Il y a quatre mois, Richard Ferrand, président de l’Assemblée nationale et soutien de la première heure d’Emmanuel Macron, était mis en examen pour prise illégale d’intérêts dans l’affaire des Mutuelles de Bretagne. Cette mise en examen avait suscité un tollé, certains demandant sa démission et beaucoup y voyant un nouveau discrédit moral du macronisme, après les affaires Benalla, Rugy ou encore celle du MoDem.
Rappelons l’affaire : Richard Ferrand, en tant que directeur général des Mutuelles de Bretagne, aurait permis à sa compagne, Sandrine Doucen, de réaliser une belle opération financière et immobilière en lui permettant d’acquérir un immeuble, avec l’assurance qu’il serait loué 3.500 euros par mois auxdites Mutuelles, immeuble aujourd’hui valorisé à 600.000 euros.
Aujourd’hui, après une première enquête préliminaire du parquet de Brest, classée, ce sont les juges lillois qui ont été chargés d’instruire, grâce à une nouvelle plainte de l’association ANTICOR et à la demande du Parquet national financier. Le Monde révèle le contenu des auditions de Richard Ferrand devant les juges. Il était interrogé sur son rôle dans toutes ces démarches, tant du côté de sa compagne que des Mutuelles de Bretagne. Et ce qui ressort de l’enquête, c’est que « Richard Ferrand s’est impliqué personnellement, et à de multiples niveaux, pour mener à bien l’opération immobilière contestée ».
Devant ces faits que le citoyen pourrait légitimement trouver accablants et, en tout cas, impliquer une mise en retrait de la vie politique, la défense de Richard Ferrand paraît bien fragile. Il continue à plaider, en dépit de l’évidence, l’indépendance des deux affaires : « Les deux opérations n’ont rien à voir l’une avec l’autre. D’un côté, il y a ma compagne qui veut faire un investissement […]. De l’autre, les Mutuelles de Bretagne recherchent des locaux en vue d’agrandir compte tenu des besoins liés à l’accroissement d’activité […]. Ces opérations n’ont convergé qu’en décembre 2010. » Le problème, c’est bien qu’elles ont convergé, et que c’est lui le point de convergence.

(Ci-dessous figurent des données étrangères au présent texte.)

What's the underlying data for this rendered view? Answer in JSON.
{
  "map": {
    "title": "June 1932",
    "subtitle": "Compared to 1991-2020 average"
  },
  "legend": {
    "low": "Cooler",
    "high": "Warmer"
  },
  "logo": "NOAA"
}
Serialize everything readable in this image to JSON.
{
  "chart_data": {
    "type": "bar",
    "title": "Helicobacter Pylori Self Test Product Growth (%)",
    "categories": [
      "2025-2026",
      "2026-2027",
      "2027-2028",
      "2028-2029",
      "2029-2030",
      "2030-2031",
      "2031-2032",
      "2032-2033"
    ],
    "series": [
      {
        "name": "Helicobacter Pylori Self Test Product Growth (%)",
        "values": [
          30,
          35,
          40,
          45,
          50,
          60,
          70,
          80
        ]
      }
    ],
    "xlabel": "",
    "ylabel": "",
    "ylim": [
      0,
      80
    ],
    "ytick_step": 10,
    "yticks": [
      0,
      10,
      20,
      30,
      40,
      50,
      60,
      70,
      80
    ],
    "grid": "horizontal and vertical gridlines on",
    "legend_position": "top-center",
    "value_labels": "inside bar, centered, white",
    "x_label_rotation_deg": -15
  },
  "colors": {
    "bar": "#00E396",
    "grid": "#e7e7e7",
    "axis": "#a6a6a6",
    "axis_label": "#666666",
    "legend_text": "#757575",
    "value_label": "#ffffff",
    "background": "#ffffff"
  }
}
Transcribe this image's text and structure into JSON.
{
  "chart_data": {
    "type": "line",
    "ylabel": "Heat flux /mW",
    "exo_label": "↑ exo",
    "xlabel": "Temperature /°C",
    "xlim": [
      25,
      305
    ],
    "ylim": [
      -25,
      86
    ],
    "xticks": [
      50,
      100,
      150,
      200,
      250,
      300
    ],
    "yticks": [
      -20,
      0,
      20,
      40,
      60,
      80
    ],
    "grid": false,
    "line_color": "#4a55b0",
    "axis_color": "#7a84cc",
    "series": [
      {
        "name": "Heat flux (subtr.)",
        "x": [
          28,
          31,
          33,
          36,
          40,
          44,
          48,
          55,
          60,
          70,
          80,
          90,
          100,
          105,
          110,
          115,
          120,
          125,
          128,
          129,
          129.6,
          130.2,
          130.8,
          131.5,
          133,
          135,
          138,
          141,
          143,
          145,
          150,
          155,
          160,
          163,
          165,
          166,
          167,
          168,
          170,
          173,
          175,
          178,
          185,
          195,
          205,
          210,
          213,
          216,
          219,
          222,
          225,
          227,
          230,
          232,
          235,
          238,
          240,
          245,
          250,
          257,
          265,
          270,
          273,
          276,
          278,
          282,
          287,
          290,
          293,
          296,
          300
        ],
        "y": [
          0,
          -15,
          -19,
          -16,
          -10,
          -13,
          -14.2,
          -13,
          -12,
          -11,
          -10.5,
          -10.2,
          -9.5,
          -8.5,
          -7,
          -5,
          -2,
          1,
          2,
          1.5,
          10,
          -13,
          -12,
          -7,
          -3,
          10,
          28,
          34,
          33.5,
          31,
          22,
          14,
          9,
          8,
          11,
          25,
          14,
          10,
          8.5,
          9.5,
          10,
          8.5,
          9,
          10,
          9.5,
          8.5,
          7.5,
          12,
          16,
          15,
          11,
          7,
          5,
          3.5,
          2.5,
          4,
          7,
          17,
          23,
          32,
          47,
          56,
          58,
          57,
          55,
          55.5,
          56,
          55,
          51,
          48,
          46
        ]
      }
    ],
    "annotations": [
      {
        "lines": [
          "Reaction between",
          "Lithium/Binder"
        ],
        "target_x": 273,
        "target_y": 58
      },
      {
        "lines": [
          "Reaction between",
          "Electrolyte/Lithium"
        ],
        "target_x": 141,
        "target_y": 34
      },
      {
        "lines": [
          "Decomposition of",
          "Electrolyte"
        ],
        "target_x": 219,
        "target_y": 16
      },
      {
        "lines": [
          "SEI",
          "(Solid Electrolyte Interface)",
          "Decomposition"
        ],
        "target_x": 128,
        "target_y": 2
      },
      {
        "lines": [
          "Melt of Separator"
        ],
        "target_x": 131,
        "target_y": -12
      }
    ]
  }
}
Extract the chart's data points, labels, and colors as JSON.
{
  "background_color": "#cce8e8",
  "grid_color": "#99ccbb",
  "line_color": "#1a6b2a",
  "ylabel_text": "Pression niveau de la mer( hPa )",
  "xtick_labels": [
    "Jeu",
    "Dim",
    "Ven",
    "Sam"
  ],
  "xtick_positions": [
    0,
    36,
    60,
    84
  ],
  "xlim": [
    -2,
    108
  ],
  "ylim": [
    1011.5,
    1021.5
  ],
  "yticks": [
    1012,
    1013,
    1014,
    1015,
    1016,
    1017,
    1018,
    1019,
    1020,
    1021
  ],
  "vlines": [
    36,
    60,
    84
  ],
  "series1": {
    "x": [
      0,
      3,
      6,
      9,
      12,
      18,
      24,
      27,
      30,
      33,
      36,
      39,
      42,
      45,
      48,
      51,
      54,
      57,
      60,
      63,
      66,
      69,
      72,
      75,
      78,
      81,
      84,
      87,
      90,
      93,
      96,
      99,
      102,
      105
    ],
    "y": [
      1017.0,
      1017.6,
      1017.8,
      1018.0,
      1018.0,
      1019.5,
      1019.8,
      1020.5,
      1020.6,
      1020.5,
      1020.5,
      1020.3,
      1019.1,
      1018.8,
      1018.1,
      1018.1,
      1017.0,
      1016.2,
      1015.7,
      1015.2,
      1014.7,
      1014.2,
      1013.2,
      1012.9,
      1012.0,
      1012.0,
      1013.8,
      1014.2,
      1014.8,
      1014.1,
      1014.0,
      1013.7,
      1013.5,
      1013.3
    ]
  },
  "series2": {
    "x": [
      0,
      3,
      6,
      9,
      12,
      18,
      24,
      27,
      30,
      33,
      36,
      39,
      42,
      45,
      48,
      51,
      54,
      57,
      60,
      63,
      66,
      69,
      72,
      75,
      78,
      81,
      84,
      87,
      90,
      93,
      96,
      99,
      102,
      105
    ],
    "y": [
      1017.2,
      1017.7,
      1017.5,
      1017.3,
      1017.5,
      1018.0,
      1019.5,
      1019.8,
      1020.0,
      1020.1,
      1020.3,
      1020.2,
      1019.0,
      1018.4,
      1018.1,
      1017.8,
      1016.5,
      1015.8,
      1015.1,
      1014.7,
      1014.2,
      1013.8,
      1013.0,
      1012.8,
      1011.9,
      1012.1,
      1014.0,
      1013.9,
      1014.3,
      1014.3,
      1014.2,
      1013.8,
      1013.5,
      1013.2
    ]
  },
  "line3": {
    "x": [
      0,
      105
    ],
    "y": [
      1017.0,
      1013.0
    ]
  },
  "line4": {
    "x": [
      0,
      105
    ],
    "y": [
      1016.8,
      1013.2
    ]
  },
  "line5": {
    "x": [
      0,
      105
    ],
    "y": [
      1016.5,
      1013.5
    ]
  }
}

Parmi les faits les plus étonnants de cette affaire, il y a la signature du compromis de vente, en décembre 2010 : c’est Richard Ferrand qui se rend chez le notaire pour signer, sa compagne étant indisponible. Mais, selon Le Monde, « une clause suspensive interpelle les magistrats : l’achat définitif est conditionné à la “conclusion d’un bail commercial entre la SCI” de Mme Doucen – qui, bizarrerie juridique dans un acte notarié, n’est alors pas encore créée – et “M. Ferrand et les Mutuelles de Bretagne”. » Richard Ferrand est aussi intervenu très activement pour l’obtention du prêt de 400.000 euros nécessaire à l’achat du bien par Mme Doucen. Enfin, de l’autre côté, celui des Mutuelles, il semble avoir caché à une partie des administrateurs le lien l’unissant à la propriétaire de ces locaux : « Mais, comme l’a révélé l’enquête de 2017, sur les douze personnes présentes, quatre seulement savent alors que derrière la SCI qui s’apprête à acquérir les locaux se trouve la compagne du directeur général. Les huit autres l’ignorent ou ne s’en souviennent pas. »
Une déclaration de Richard Ferrand montre bien la faiblesse de sa défense : « Quant à savoir si c’était inapproprié, je vous répondrais simplement que, si j’avais imaginé une demi-seconde que je me retrouverais de ce fait devant vous, de mon point de vue sans motif légitime, bien évidemment j’aurais trouvé cela inapproprié. »
Inapproprié : il est possible que l’opinion publique, et peut-être la Justice, estiment rapidement que cet étrange mélange des genres, ce douteux « en même temps » soit plus qu’inapproprié.